When you tell a story, you need to control where the viewer is looking. In the layout chapter, you learned that a static layout needs a clear hierarchy to communicate its content effectively. If a poster has a clear hierarchy, for example, then you’ll focus on the most important part first, before discovering step by step the less important pieces of information. In other words, the poster tells a story – and it’s the responsibility of the designer to come up with the proper hierarchy, so that the ingredients of the story appear in the right order (most important to least important).

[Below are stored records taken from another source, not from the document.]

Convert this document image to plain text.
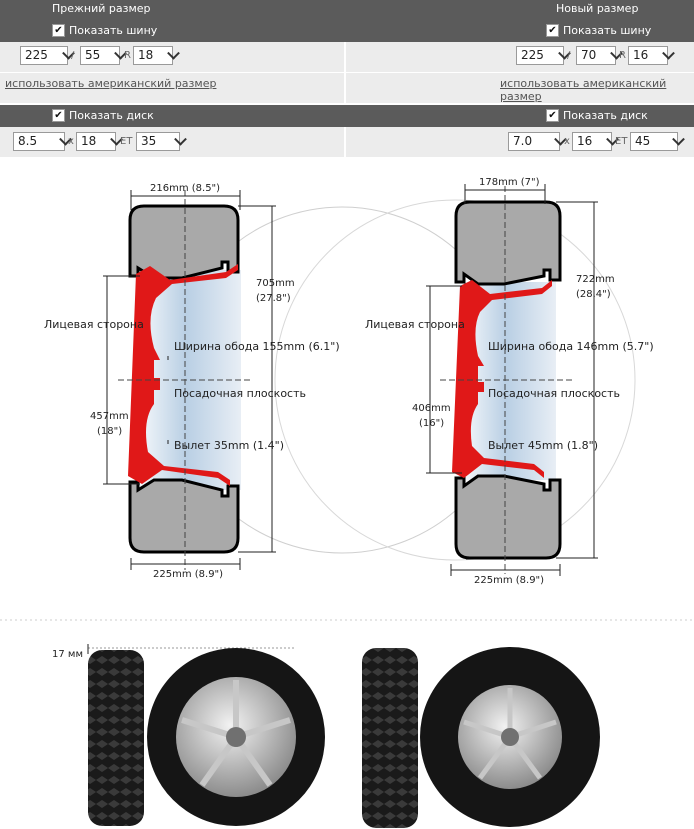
Прежний размер	Новый размер
✔ Показать шину	✔ Показать шину
225	/ 55	R 18	225	/ 70	R 16
использовать американский размер	использовать американский размер
✔ Показать диск	✔ Показать диск
8.5	x 18	ET 35	7.0	x 16	ET 45
216mm (8.5")
705mm
(27.8")
Лицевая сторона
Ширина обода 155mm (6.1")
Посадочная плоскость
Вылет 35mm (1.4")
457mm
(18")
225mm (8.9")
178mm (7")
722mm
(28.4")
Лицевая сторона
Ширина обода 146mm (5.7")
Посадочная плоскость
Вылет 45mm (1.8")
406mm
(16")
225mm (8.9")
17 мм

When you create an animation, you have the same responsibility. You have to control the viewers focus. Even if you have a lot of content in your scene at one time, you can control what your viewers are looking at, and when. By doing this, you ensure they see everything that’s relevant, and see it in the order that you need to tell your story. So, when creating your animation, think of it as a series of focus shifts from one element of your story to the next.
Here’s an example: the beginning of the promo video for our extension BeatEdit for Premiere Pro.
When you watch the clip, I want you to concentrate on the main title text – BeatEdit for Premiere Pro. How did we ensure that it first has a lot of focus and then loses this focus, despite remaining in the scene?
We achieved this focus change with a very simple animation: we scaled down both the text itself and the waveform element behind it (as well as moving the text down a bit). But the changes in this short animation contain almost all of what we learned in the Hierarchy section:
So, when creating an animation, you can use the same methods that you used to establish your hierarchy to give elements more or less focus.